Shortly before the C-19 lockdown I tested one. I only had the chance to do a few miles, but even in that short time, two things struck me. Firstly, the build quality is very good. The electrics are all Bosch and look like quality components. The second thing was that the performance was all I needed for urban commuting.

 

Bosch electrics and reassuringly good build quality

 

Like a 125cc petrol powered scooter with a bit more oomph at the bottom-end. I’d been apprehensive about only having a 45mph top speed because I’d forgotten the lessons learned all those years ago on my Vision 80. You have to be confident while riding it and judge the traffic carefully, but in town the acceleration is sharp enough to get away from the lights ahead of the traffic, and once moving it’s surprising how little of the traffic is going any faster, whatever the speed limits.

Obviously, you feel a bit vulnerable on national-limit dual carriageways, but this scoot isn’t intended as a solution for everyone. I’ve had several jobs and geographies in my career where I do a 20 mile round trip each day on 40mph roads and this would be perfect.

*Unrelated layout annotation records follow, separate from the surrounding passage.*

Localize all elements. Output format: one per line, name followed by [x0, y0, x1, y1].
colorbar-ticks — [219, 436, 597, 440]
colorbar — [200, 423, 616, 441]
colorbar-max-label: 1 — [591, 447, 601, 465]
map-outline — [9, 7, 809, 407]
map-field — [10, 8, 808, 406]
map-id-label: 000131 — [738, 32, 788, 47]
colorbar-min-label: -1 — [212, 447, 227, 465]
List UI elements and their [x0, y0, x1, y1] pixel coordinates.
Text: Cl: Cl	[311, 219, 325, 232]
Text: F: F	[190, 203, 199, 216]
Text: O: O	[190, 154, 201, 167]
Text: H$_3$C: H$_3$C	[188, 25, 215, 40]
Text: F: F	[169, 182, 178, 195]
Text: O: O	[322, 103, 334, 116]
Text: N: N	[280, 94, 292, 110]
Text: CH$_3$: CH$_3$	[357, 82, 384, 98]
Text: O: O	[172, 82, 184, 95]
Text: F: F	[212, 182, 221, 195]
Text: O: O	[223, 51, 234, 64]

There are three power modes; Sport is the full-fat, 45mph one and gives somewhere between 50-60 miles on a charge (which takes about five hours from flat to full, from a domestic 3-pin socket). Dynamic mode knocks the power down to a moped-equivalent with a top speed of 27mph. Because of the strong acceleration even this mode is surprisingly good in busy traffic and the range increases to around 65 miles. The last mode is an economy one which is really a get-you-home function if you leave it too long without charging. I didn’t get chance to test this one, but the NIU N-GT is still sitting in my garage waiting for lockdown to end and I’ll update as soon as we can ride again.

RRP is £4000 but with the Government grant on electric vehicles, that comes down to £3196, removing the final barrier that most electric vehicles face of being twice the cost of an equivalent petrol-powered bike. The NIU N-GT also has some neat electrical gizmos such as cruise control, cloud connection, built-in immobiliser controlled by an app and a sort-of ‘Find-My NIU’ function a bit like on your iPhone if it gets stolen.

Seriously, this could be the breakthrough in electric vehicles that makes the difference.

 

Dash automatically changes colour at night, cloud connection links with the app to control security.